Questa posizione la pone in tensione con la definizione di fede del Catechismo del Concilio di Trento, intesa come adesione ferma a tutto ciò che insegna la Chiesa. Weil prende esplicitamente le distanze da questa impostazione e scrive: «È come se si fosse finiti per non considerare più Gesù, ma la Chiesa come Dio incarnato quaggiù». La sua critica non è un rifiuto totale della Chiesa: Weil riconosce alla Chiesa un valore essenziale come custode dei sacramenti, ma ne rifiuta ogni identificazione con il potere o con la verità stessa.

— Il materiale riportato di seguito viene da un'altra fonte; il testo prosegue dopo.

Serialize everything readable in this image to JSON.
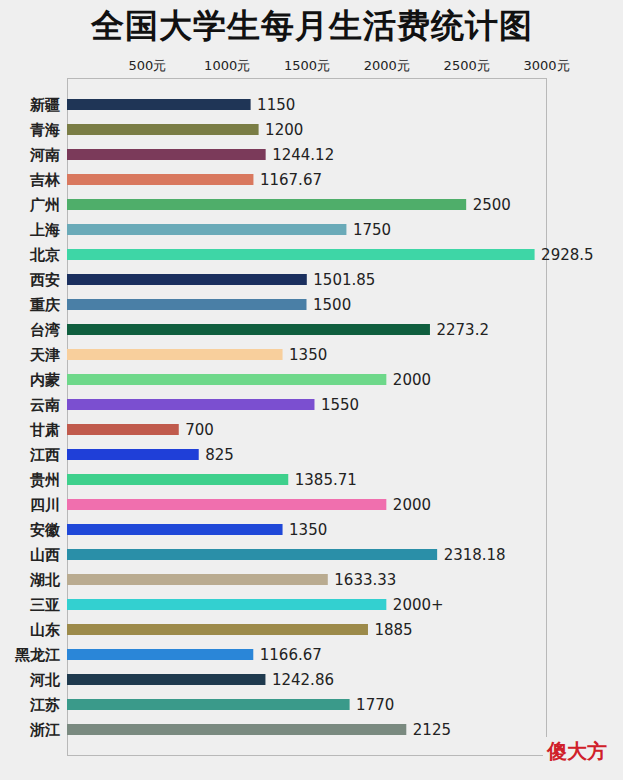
{
  "chart_data": {
    "type": "bar",
    "title": "全国大学生每月生活费统计图",
    "orientation": "horizontal",
    "data_labels": true,
    "categories": [
      "新疆",
      "青海",
      "河南",
      "吉林",
      "广州",
      "上海",
      "北京",
      "西安",
      "重庆",
      "台湾",
      "天津",
      "内蒙",
      "云南",
      "甘肃",
      "江西",
      "贵州",
      "四川",
      "安徽",
      "山西",
      "湖北",
      "三亚",
      "山东",
      "黑龙江",
      "河北",
      "江苏",
      "浙江"
    ],
    "values": [
      1150,
      1200,
      1244.12,
      1167.67,
      2500,
      1750,
      2928.5,
      1501.85,
      1500,
      2273.2,
      1350,
      2000,
      1550,
      700,
      825,
      1385.71,
      2000,
      1350,
      2318.18,
      1633.33,
      2000,
      1885,
      1166.67,
      1242.86,
      1770,
      2125
    ],
    "value_labels": [
      "1150",
      "1200",
      "1244.12",
      "1167.67",
      "2500",
      "1750",
      "2928.5",
      "1501.85",
      "1500",
      "2273.2",
      "1350",
      "2000",
      "1550",
      "700",
      "825",
      "1385.71",
      "2000",
      "1350",
      "2318.18",
      "1633.33",
      "2000+",
      "1885",
      "1166.67",
      "1242.86",
      "1770",
      "2125"
    ],
    "colors": [
      "#1f3556",
      "#7a7d45",
      "#7b3a5a",
      "#d9785e",
      "#4fae6a",
      "#6aaab8",
      "#3ed6a6",
      "#1a2f5e",
      "#4a7fa6",
      "#0f5e3e",
      "#f8cf9c",
      "#6ed88a",
      "#7b4fd0",
      "#c05a4c",
      "#1f3fd8",
      "#3ed08c",
      "#f06fae",
      "#1f48d8",
      "#2a8fa8",
      "#b9ab90",
      "#33d0d0",
      "#9c8a4a",
      "#2a86d8",
      "#1f3a4e",
      "#3a9a8a",
      "#7a8a80"
    ],
    "xlim": [
      0,
      3000
    ],
    "xticks": [
      {
        "value": 500,
        "label": "500元"
      },
      {
        "value": 1000,
        "label": "1000元"
      },
      {
        "value": 1500,
        "label": "1500元"
      },
      {
        "value": 2000,
        "label": "2000元"
      },
      {
        "value": 2500,
        "label": "2500元"
      },
      {
        "value": 3000,
        "label": "3000元"
      }
    ],
    "grid": false,
    "annotations": [
      "傻大方"
    ]
  }
}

Anche il suo rapporto con l’Antico Testamento, affrontato in diversi testi confluiti in La pesantezza e la grazia, è segnato da una distanza critica. Weil vi individua l’assenza della sventura degli innocenti: peccato e sventura, virtù e prosperità appaiono legati, mentre l’esperienza del mondo mostra l’innocenza colpita senza causa. Questa frattura non la conduce al rifiuto, ma a un confronto continuo, mai pacificato, con il testo sacro.

Simone Weil non risparmia giudizi severi, ma non smette mai di cercare. La sua ricerca non accetta scorciatoie né consolazioni facili e continua a interrogare il nostro presente. Non offre soluzioni, ma chiede attenzione. Ed è forse nell’inquietudine di una ricerca senza orpelli che risiede la sua forza.